Ia menjelaskan emping padi pada awalnya hanya bisa didapati secara terbatas setahun sekali pada acara "mungas taon" atau syukuran panen.
"Biasanya emping padi hanya bisa didapati secara terbatas sekali setahun pada saat acara "mungas taon" atau syukuran panen. Agar bisa dinikmati kapan saja maka kami hadirkan produk emping padi ini dalam kemasan yang praktis dengan merk "Amping Sambas", katanya.
Proses pembuatannya terbilang masih tradisional dengan alat dan bahan yang masih manual.

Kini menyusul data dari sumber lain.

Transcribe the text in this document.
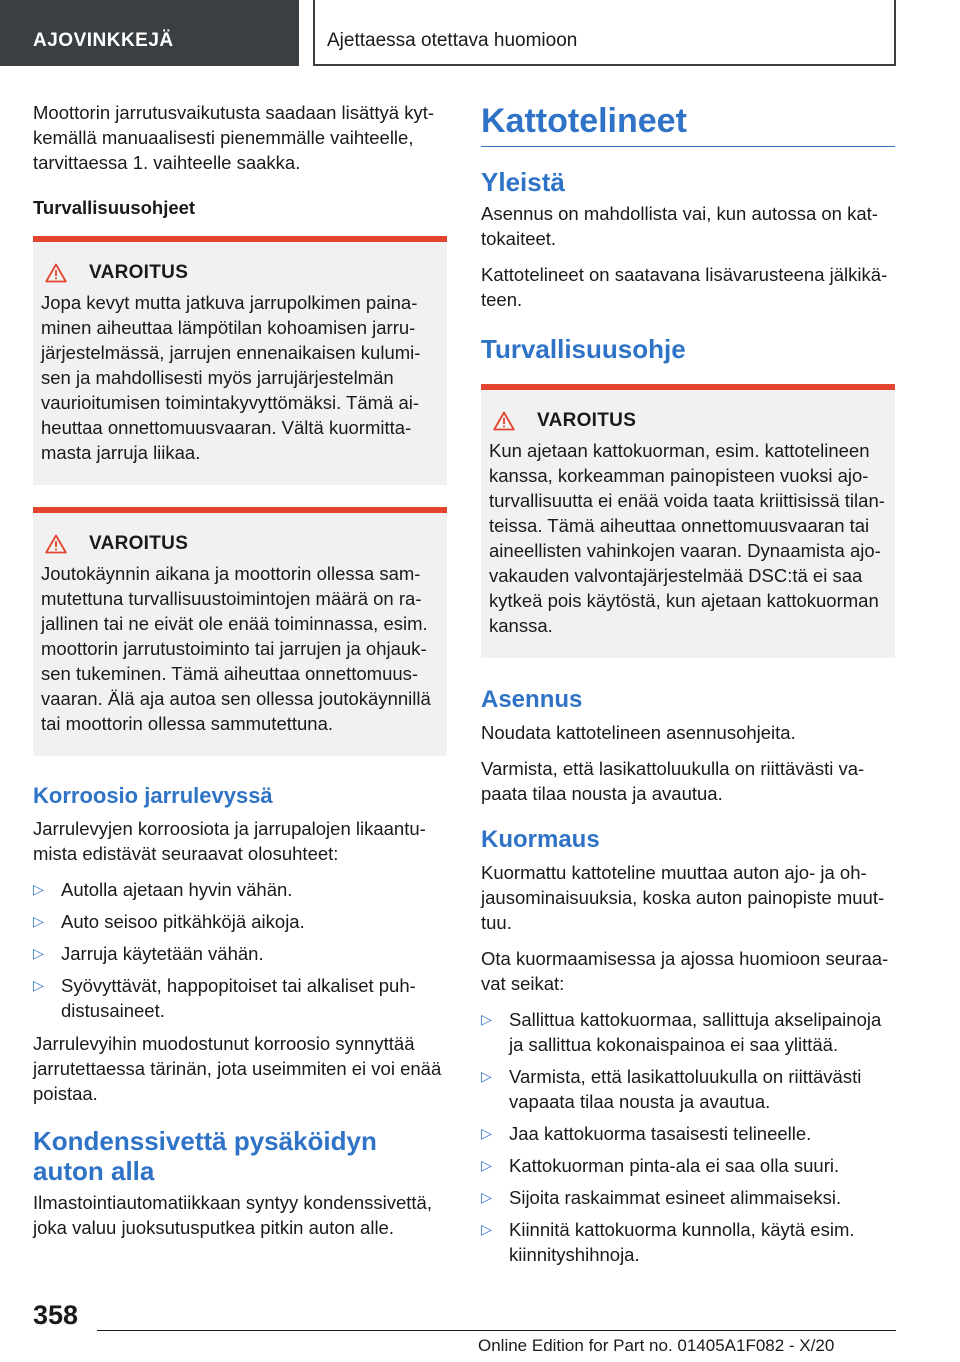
AJOVINKKEJÄ	Ajettaessa otettava huomioon

Moottorin jarrutusvaikutusta saadaan lisättyä kytkemällä manuaalisesti pienemmälle vaihteelle, tarvittaessa 1. vaihteelle saakka.

Turvallisuusohjeet
VAROITUS

Jopa kevyt mutta jatkuva jarrupolkimen painaminen aiheuttaa lämpötilan kohoamisen jarrujärjestelmässä, jarrujen ennenaikaisen kulumisen ja mahdollisesti myös jarrujärjestelmän vaurioitumisen toimintakyvyttömäksi. Tämä aiheuttaa onnettomuusvaaran. Vältä kuormittamasta jarruja liikaa.

VAROITUS

Joutokäynnin aikana ja moottorin ollessa sammutettuna turvallisuustoimintojen määrä on rajallinen tai ne eivät ole enää toiminnassa, esim. moottorin jarrutustoiminto tai jarrujen ja ohjauksen tukeminen. Tämä aiheuttaa onnettomuusvaaran. Älä aja autoa sen ollessa joutokäynnillä tai moottorin ollessa sammutettuna.

Korroosio jarrulevyssä

Jarrulevyjen korroosiota ja jarrupalojen likaantumista edistävät seuraavat olosuhteet:

▷ Autolla ajetaan hyvin vähän.
▷ Auto seisoo pitkähköjä aikoja.
▷ Jarruja käytetään vähän.
▷ Syövyttävät, happopitoiset tai alkaliset puhdistusaineet.

Jarrulevyihin muodostunut korroosio synnyttää jarrutettaessa tärinän, jota useimmiten ei voi enää poistaa.

Kondenssivettä pysäköidyn auton alla

Ilmastointiautomatiikkaan syntyy kondenssivettä, joka valuu juoksutusputkea pitkin auton alle.

Kattotelineet
Yleistä

Asennus on mahdollista vai, kun autossa on kattokaiteet.

Kattotelineet on saatavana lisävarusteena jälkikäteen.

Turvallisuusohje
VAROITUS

Kun ajetaan kattokuorman, esim. kattotelineen kanssa, korkeamman painopisteen vuoksi ajoturvallisuutta ei enää voida taata kriittisissä tilanteissa. Tämä aiheuttaa onnettomuusvaaran tai aineellisten vahinkojen vaaran. Dynaamista ajovakauden valvontajärjestelmää DSC:tä ei saa kytkeä pois käytöstä, kun ajetaan kattokuorman kanssa.

Asennus

Noudata kattotelineen asennusohjeita.

Varmista, että lasikattoluukulla on riittävästi vapaata tilaa nousta ja avautua.

Kuormaus

Kuormattu kattoteline muuttaa auton ajo- ja ohjausominaisuuksia, koska auton painopiste muuttuu.

Ota kuormaamisessa ja ajossa huomioon seuraavat seikat:

▷ Sallittua kattokuormaa, sallittuja akselipainoja ja sallittua kokonaispainoa ei saa ylittää.
▷ Varmista, että lasikattoluukulla on riittävästi vapaata tilaa nousta ja avautua.
▷ Jaa kattokuorma tasaisesti telineelle.
▷ Kattokuorman pinta-ala ei saa olla suuri.
▷ Sijoita raskaimmat esineet alimmaiseksi.
▷ Kiinnitä kattokuorma kunnolla, käytä esim. kiinnityshihnoja.
358
Online Edition for Part no. 01405A1F082 - X/20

"Alat dan bahan yang digunakan masih dengan manual, padi dioseng dengan kuali, ditumbuk dengan alu dan lesung kayu hingga menjadi pipih setelah itu dibersihkan (dipilah dan dipisahkan amping dari antah dan bekatul)," kata dia.
Amping Sambas diproduksi oleh Kelompok Keluarga Penerima Manfaat (KPM) PKH Sambas yang tersebar di beberapa kecamatan.
"Produk ini diproduksi oleh kelompok Keluarga Penerima Manfaat (KPM) PKH Sambas dan masih diproduksi secara manual tradisional dan terbatas," ujarnya.
Amping Padi dijual online lewat Facebook offline, termasuk di pasar wisata Pos Lintas Batas Negara dan Aruk, pengiriman ke kabupaten, kota se-Kalbar serta ke pulau jawa.
Tantangan dalam mengelola Amping Sambas masih menjadi kendala dalam proses produksi maupun pemasaran.
"Tantangannya pasti ada misalnya, ketersediaan bahan, kontinuitas produksi, penjaminan kualitas produk, rumah produksi dan mekanisasi (mesin produksi), proses sertifikasi produk (P-IRT, Izin Edar BPOM dan Sertifikasi Halal), serta perluasan pemasaran," katanya.